Project spotlight: PySolarized Solr library

Jernej Virag

April 13, 2014

There are numerous Python/Solr libraries out there, each having a different subset of functionality. Obviously, as per Murphy's law, none of them had a set of features I required. So I rolled my own - PySolarized!

I wrote PySolarized because I needed a Solr connector which would dispatch and query documents to multiple cores.

To use PySolarized just grab it from PyPi:

pip install pysolarized

1. Create an instance of Solr object.

For a simple single-server configuration pass server endpoint as a string

import pysolarized
solr = pysolarized.solr.Solr("http://localhost:8080/solr/core1")
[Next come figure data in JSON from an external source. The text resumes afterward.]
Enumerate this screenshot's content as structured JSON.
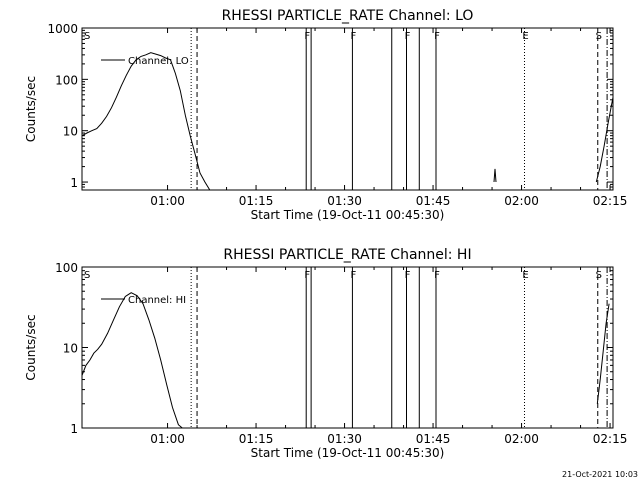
{
  "timestamp": "21-Oct-2021 10:03",
  "chart_data": [
    {
      "type": "line",
      "title": "RHESSI PARTICLE_RATE Channel: LO",
      "xlabel": "Start Time (19-Oct-11 00:45:30)",
      "ylabel": "Counts/sec",
      "yscale": "log",
      "ylim": [
        0.7,
        1000
      ],
      "xlim": [
        0,
        5400
      ],
      "x_ticks": [
        {
          "t": 870,
          "label": "01:00"
        },
        {
          "t": 1770,
          "label": "01:15"
        },
        {
          "t": 2670,
          "label": "01:30"
        },
        {
          "t": 3570,
          "label": "01:45"
        },
        {
          "t": 4470,
          "label": "02:00"
        },
        {
          "t": 5370,
          "label": "02:15"
        }
      ],
      "y_ticks": [
        {
          "v": 1,
          "label": "1"
        },
        {
          "v": 10,
          "label": "10"
        },
        {
          "v": 100,
          "label": "100"
        },
        {
          "v": 1000,
          "label": "1000"
        }
      ],
      "legend": {
        "label": "Channel: LO",
        "position": "top-left"
      },
      "series": [
        {
          "name": "Channel: LO",
          "segments": [
            {
              "x": [
                0,
                50,
                100,
                150,
                200,
                250,
                300,
                350,
                400,
                450,
                500,
                550,
                600,
                650,
                700,
                750,
                800,
                850,
                900,
                950,
                1000,
                1050,
                1100,
                1150,
                1200,
                1250,
                1300
              ],
              "y": [
                8,
                9,
                10,
                11,
                14,
                19,
                28,
                45,
                75,
                120,
                180,
                240,
                280,
                300,
                330,
                310,
                290,
                260,
                240,
                130,
                60,
                20,
                8,
                3.5,
                1.5,
                1,
                0.7
              ]
            },
            {
              "x": [
                4190,
                4200,
                4210
              ],
              "y": [
                1,
                1.8,
                1
              ]
            },
            {
              "x": [
                5230,
                5270,
                5310,
                5350,
                5400
              ],
              "y": [
                1,
                2,
                5,
                14,
                45
              ]
            }
          ]
        }
      ],
      "markers": [
        {
          "t": 1110,
          "style": "dotted",
          "label": ""
        },
        {
          "t": 1170,
          "style": "dashed",
          "label": ""
        },
        {
          "t": 2280,
          "style": "solid",
          "label": "F"
        },
        {
          "t": 2330,
          "style": "solid",
          "label": ""
        },
        {
          "t": 2750,
          "style": "solid",
          "label": "F"
        },
        {
          "t": 3150,
          "style": "solid",
          "label": ""
        },
        {
          "t": 3300,
          "style": "solid",
          "label": "F"
        },
        {
          "t": 3430,
          "style": "solid",
          "label": ""
        },
        {
          "t": 3600,
          "style": "solid",
          "label": "F"
        },
        {
          "t": 4500,
          "style": "dotted",
          "label": "E"
        },
        {
          "t": 5245,
          "style": "dashed",
          "label": "S"
        },
        {
          "t": 5340,
          "style": "dashdot",
          "label": ""
        }
      ],
      "corner_label": "S"
    },
    {
      "type": "line",
      "title": "RHESSI PARTICLE_RATE Channel: HI",
      "xlabel": "Start Time (19-Oct-11 00:45:30)",
      "ylabel": "Counts/sec",
      "yscale": "log",
      "ylim": [
        1,
        100
      ],
      "xlim": [
        0,
        5400
      ],
      "x_ticks": [
        {
          "t": 870,
          "label": "01:00"
        },
        {
          "t": 1770,
          "label": "01:15"
        },
        {
          "t": 2670,
          "label": "01:30"
        },
        {
          "t": 3570,
          "label": "01:45"
        },
        {
          "t": 4470,
          "label": "02:00"
        },
        {
          "t": 5370,
          "label": "02:15"
        }
      ],
      "y_ticks": [
        {
          "v": 1,
          "label": "1"
        },
        {
          "v": 10,
          "label": "10"
        },
        {
          "v": 100,
          "label": "100"
        }
      ],
      "legend": {
        "label": "Channel: HI",
        "position": "top-left"
      },
      "series": [
        {
          "name": "Channel: HI",
          "segments": [
            {
              "x": [
                0,
                40,
                80,
                120,
                160,
                200,
                260,
                320,
                380,
                440,
                500,
                560,
                620,
                680,
                740,
                800,
                860,
                920,
                980,
                1020
              ],
              "y": [
                4.5,
                6,
                7,
                8.5,
                9.5,
                11,
                15,
                22,
                32,
                43,
                48,
                44,
                35,
                22,
                13,
                7,
                3.5,
                1.8,
                1.1,
                1
              ]
            },
            {
              "x": [
                5240,
                5270,
                5300,
                5330,
                5360
              ],
              "y": [
                2,
                4,
                9,
                20,
                35
              ]
            }
          ]
        }
      ],
      "markers": [
        {
          "t": 1110,
          "style": "dotted",
          "label": ""
        },
        {
          "t": 1170,
          "style": "dashed",
          "label": ""
        },
        {
          "t": 2280,
          "style": "solid",
          "label": "F"
        },
        {
          "t": 2330,
          "style": "solid",
          "label": ""
        },
        {
          "t": 2750,
          "style": "solid",
          "label": "F"
        },
        {
          "t": 3150,
          "style": "solid",
          "label": ""
        },
        {
          "t": 3300,
          "style": "solid",
          "label": "F"
        },
        {
          "t": 3430,
          "style": "solid",
          "label": ""
        },
        {
          "t": 3600,
          "style": "solid",
          "label": "F"
        },
        {
          "t": 4500,
          "style": "dotted",
          "label": "E"
        },
        {
          "t": 5245,
          "style": "dashed",
          "label": "S"
        },
        {
          "t": 5340,
          "style": "dashdot",
          "label": ""
        }
      ],
      "corner_label": "S"
    }
  ]
}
If you want to use multi-language / multicore configuration pass dictionary of cores with their language identifiers:

import pysolarized
solr = pysolarized.solr.Solr({"en": "http://localhost:8080/solr/core-en", "si": "http://localhost:8080/solr/core-si"}, default_endpoint="en")
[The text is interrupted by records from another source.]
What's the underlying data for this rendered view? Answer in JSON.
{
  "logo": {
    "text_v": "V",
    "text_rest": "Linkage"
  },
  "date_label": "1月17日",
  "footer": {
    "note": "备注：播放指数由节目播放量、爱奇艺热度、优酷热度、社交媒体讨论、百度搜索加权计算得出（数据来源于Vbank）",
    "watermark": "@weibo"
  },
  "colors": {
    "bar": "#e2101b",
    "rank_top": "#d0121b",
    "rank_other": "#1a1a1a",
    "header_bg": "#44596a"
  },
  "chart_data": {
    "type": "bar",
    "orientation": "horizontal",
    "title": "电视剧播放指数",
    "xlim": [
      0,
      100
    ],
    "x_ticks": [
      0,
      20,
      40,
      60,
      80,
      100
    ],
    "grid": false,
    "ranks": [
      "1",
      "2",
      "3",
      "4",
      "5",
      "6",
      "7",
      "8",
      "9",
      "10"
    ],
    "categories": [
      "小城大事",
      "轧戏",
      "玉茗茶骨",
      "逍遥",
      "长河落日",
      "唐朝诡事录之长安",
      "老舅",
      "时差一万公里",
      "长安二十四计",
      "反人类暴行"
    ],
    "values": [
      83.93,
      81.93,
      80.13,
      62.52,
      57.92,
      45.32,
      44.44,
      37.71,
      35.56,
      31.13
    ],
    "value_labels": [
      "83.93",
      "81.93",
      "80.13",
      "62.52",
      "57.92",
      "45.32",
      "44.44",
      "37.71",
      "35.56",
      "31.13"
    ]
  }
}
Afterwards, you use this solr instance to communicate with Solr server.

2. Query

Use query method on the created solr instance.

results = solr.query("Ljubljana", 
                    filters = {"country": "Slovenia" },
                    columns = ["id", "city_name"],
                    sort = ["city_name desc"],  
                    start = 0,
                    num_rows = 20)                  
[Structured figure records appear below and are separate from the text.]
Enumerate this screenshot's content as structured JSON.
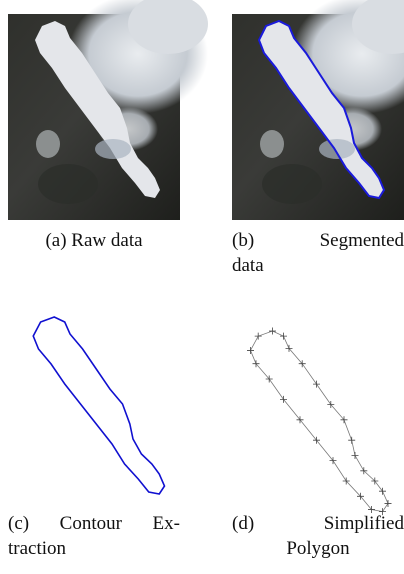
{
  "figure": {
    "panels": [
      {
        "caption_lines": [
          "(a) Raw data"
        ]
      },
      {
        "caption_lines": [
          "(b) Segmented",
          "data"
        ]
      },
      {
        "caption_lines": [
          "(c) Contour Ex-",
          "traction"
        ]
      },
      {
        "caption_lines": [
          "(d) Simplified",
          "Polygon"
        ]
      }
    ]
  }
}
The query method will automatically query all configured Solr cores and return aggregated results.

3. Insert documents

To send new documents to Solr server you just pass a list of documents in dictionary form to the add method:

solr.add([ { "id": "c1en", "city_name": "Vienna", "country": "Austria", "language": "en" }, 
           { "id": "c1si", "city_name": "Dunaj", "country": "Avstrija", "language": "si"}])

PySolarized will use value of the language field to choose which core to send the document to - e.g. "language": "si" field in the document will cause PySolarized to send document to core with si identifier. Documents with unknown or missing language value will be sent to default endpoint. Don't forget to call commit to commit changes in documents.

PySolarized can also delete documents, clear are cores and do “More Like This” queries. Project is available on GitHub with a detailed documentation for rest of the functionality.